Wahlberg plays to his strengths as the smartest guy in the room who just happens to look dumb. There's an inherent sadism in what the movie’s doing here, but it’s of the good, Hitchcockian kind: We’re on the side of our working-class heroes, underestimated professionals who know how the job needs to be done, so we want to see them proven right — which means that we’re secretly wishing for everything to go wrong. And, of course, it does.

It’s a hell of a thing when it all finally goes south. Hurricanes of guck blast the rig’s windows as the crew gets knocked around like rag dolls. Outside, debris falls from the skies, and dying, mud-caked flocks of birds invade nearby ships like something out of the Bible. Berg orchestrates all this chaos with more than a little cinematic glee; this is the spectacle, after all, that we’ve come to see, and oh my, does he indulge it. After the initial blasts, the hubbub of the early scenes gives way to an eerie, postapocalyptic climate, as our heroes — some wounded, some separated from the others — do their damnedest to get everyone off the burning, dying rig.

It’s gripping, and even quite beautiful: All the orange mists of gas and the flailing flashlight beams and the shards of broken glass achieve a weird, almost abstract quality. Near the end, when we see the whole of the Deepwater Horizon burning out at sea as the survivors kneel to pray on the deck of a rescue ship, the vision approaches the surreal.

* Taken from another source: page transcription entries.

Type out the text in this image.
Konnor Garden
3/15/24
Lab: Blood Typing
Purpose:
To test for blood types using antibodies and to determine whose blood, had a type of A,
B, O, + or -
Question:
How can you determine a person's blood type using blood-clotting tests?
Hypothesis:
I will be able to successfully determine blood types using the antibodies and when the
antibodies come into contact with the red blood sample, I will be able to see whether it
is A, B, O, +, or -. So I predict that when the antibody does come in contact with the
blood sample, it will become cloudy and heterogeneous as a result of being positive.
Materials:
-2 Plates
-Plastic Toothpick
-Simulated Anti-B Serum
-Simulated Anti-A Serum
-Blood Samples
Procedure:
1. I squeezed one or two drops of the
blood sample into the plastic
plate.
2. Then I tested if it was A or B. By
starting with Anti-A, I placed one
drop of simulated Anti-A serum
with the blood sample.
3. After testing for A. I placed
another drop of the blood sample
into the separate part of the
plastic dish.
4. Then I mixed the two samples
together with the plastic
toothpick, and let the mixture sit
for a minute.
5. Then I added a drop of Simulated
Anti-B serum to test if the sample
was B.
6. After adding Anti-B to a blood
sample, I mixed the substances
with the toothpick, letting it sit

Berg clearly wants to honor the real men and women. He bookends the drama with sights and sounds from the actual hearings looking into the tragedy, and the film gathers in solemnity as it nears the finale. But as he proved with his Afghan war movie, Lone Survivor — and as he probably will again with his upcoming Boston Marathon bombing epic, Patriots Day, also starring Wahlberg — Berg can’t help but try to entertain the crap out of his audience. That can lead to a troubling disconnect: In Lone Survivor, the cavalcade of horrors sometimes took on an exploitative quality. But here, he keeps things simple, tight and taut, and does right by the folks who were there for the real thing. He’s made them the heroes of a genuinely exciting action movie.